Review Article

Special Report on the 2007 Pediatric Position Development Conference of the International Society for Clinical Densitometry

Authors: Catherine M. Gordon, MD, MSc, Sanford Baim, MD, Maria-Luisa Bianchi, MD, Nicholas J. Bishop, MRCP, MD, Didier B. Hans, PhD, Heidi Kalkwarf, PhD, Craig Langman, MD, Mary B. Leonard, MD, MSCE, Horacio Plotkin, MD, Frank Rauch, MD, Babette S. Zemel, PhD

Abstract

The International Society for Clinical Densitometry periodically holds Position Development Conferences (PDCs) for the purpose of establishing standards and guidelines for the assessment of skeletal health, including nomenclature, indications, acquisition, analysis, quality control, interpretation, and reporting of bone density tests. Topics are selected for consideration according to criteria that include clinical relevancy, uncertainty in the application of medical evidence to clinical practice, and the likelihood of the expert panel to reach a consensus agreement. The first Pediatric PDC was June 20 to 21, 2007 in Montreal, Quebec, Canada. Topics included fracture prediction and definition of osteoporosis in children; dual-energy x-ray absorptiometry (DXA) assessment in children with chronic disease that may affect the skeleton; DXA interpretation and reporting in children and adolescents; and the use of peripheral quantitative computed tomography in children and adolescents. This report describes the methodology and presents the results of this recent PDC.


Key Points


* The first Pediatric Position Development Conference was held in Montreal, Quebec in June 2007.
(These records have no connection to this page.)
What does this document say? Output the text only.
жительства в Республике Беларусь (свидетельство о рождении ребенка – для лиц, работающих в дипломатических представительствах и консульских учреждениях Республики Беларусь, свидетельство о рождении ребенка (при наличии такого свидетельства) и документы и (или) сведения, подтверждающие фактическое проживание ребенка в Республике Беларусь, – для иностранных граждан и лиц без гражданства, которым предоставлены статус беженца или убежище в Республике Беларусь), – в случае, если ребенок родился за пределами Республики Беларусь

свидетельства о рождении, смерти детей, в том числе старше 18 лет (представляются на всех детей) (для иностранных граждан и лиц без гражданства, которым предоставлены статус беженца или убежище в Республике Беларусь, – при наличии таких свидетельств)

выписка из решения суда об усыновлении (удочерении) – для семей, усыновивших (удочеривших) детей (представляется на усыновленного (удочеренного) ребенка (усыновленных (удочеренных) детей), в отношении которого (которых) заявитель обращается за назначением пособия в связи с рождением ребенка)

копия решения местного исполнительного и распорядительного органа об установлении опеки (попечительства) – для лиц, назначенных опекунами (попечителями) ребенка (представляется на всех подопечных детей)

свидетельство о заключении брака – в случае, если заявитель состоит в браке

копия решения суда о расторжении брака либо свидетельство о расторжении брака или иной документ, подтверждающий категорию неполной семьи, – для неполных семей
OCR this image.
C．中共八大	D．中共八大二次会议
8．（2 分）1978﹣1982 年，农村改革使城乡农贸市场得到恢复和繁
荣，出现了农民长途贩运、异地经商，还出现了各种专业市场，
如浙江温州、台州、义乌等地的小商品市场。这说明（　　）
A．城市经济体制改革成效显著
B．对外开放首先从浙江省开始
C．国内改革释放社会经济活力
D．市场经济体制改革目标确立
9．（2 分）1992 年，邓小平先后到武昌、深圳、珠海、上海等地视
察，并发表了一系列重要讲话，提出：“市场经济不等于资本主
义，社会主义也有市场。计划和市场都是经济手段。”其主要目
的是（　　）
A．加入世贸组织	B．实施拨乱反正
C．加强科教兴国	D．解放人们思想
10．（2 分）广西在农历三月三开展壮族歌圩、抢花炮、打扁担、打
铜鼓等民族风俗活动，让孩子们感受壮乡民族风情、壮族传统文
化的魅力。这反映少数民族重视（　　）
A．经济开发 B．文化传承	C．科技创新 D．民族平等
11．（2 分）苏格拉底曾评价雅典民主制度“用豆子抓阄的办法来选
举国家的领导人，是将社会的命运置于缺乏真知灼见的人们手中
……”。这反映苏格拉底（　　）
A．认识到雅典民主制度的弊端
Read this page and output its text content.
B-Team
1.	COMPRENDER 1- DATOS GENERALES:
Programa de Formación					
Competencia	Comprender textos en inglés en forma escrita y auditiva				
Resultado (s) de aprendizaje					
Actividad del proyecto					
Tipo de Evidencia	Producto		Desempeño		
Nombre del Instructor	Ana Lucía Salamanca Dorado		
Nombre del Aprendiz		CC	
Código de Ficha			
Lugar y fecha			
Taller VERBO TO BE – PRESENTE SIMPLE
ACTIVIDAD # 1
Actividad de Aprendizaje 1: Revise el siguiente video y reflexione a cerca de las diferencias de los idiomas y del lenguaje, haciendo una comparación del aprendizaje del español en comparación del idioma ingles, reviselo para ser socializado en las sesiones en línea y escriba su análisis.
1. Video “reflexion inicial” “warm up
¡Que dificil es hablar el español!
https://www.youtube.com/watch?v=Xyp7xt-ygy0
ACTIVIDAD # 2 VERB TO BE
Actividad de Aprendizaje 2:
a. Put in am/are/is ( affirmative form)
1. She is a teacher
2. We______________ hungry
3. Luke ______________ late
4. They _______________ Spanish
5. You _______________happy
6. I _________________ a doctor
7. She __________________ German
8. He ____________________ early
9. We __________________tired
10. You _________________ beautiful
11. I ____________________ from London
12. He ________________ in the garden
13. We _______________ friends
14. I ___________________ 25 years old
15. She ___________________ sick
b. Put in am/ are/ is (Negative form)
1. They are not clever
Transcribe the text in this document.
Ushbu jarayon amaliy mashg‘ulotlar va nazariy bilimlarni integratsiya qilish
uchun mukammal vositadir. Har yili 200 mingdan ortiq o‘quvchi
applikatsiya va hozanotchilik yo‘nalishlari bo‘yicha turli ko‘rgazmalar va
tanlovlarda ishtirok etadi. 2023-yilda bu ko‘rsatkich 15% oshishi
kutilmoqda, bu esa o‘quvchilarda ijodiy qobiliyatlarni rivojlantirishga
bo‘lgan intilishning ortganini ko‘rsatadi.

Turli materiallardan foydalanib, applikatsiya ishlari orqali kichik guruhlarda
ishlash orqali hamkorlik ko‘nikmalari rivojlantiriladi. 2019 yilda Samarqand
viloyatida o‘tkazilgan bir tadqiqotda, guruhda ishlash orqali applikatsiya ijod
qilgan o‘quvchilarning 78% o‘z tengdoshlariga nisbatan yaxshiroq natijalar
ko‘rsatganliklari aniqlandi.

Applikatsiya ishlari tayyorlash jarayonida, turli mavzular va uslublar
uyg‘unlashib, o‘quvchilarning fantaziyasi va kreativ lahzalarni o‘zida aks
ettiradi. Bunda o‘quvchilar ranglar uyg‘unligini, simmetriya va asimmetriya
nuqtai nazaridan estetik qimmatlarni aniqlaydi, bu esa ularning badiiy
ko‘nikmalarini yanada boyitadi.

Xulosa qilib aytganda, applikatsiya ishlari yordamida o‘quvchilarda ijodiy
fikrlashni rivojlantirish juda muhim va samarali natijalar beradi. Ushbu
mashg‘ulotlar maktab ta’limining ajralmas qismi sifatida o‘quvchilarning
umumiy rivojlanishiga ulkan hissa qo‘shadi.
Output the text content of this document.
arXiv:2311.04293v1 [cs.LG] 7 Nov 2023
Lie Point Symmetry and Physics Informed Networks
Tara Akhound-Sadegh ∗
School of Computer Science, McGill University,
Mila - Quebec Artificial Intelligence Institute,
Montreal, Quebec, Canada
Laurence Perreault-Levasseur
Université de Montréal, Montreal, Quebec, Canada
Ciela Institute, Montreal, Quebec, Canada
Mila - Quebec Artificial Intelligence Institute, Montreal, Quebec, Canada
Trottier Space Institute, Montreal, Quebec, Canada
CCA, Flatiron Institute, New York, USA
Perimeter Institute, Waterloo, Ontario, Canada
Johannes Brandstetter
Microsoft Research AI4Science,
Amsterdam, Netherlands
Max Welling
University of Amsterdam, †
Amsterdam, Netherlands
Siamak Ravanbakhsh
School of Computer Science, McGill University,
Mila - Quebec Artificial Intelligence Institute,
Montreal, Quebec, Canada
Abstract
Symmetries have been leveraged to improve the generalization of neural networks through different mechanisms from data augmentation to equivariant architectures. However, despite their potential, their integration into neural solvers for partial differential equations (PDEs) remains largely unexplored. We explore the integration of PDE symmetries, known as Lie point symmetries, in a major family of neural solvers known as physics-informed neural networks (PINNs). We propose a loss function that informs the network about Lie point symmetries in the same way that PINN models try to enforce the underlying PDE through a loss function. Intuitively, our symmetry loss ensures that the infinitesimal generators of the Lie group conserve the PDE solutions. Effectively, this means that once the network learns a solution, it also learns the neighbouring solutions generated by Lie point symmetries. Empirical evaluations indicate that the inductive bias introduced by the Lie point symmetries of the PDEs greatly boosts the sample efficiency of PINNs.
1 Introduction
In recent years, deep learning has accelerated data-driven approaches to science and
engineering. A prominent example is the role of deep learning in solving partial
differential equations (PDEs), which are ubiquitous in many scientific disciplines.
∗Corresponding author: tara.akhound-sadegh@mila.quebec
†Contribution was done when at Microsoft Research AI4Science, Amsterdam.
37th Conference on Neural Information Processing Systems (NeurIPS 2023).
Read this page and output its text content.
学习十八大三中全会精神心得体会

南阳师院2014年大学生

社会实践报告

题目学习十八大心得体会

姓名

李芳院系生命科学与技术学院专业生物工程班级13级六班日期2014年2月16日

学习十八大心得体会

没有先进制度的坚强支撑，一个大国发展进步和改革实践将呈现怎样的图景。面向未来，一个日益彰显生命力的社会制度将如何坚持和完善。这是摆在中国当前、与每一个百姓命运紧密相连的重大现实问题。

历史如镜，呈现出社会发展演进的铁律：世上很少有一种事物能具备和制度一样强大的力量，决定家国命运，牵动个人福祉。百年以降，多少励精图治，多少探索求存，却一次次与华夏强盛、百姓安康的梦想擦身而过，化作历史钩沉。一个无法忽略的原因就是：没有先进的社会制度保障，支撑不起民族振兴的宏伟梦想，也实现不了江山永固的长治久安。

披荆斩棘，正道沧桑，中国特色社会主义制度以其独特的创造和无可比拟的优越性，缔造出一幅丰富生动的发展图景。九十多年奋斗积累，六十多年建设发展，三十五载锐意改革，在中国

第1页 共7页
* The diagnosis of osteoporosis in children and adolescents should not be made on the basis of densitometric criteria alone, but requires both a clinically significant fracture history and low bone mass.


* Low bone mineral content (BMC) or bone mineral density (BMD) is defined as a BMC or areal BMD Z-score that is less than or equal to −2.0, adjusted for age, gender and body size, as appropriate.


* Therapeutic interventions in children and adolescents should not be instituted on the basis of a single dual energy x-ray absorptiometry measurement.


* Pediatric reference data are not sufficient for the clinical use of peripheral quantitative computed tomography for fracture prediction or diagnosis of low bone mass in children or adolescents at this time.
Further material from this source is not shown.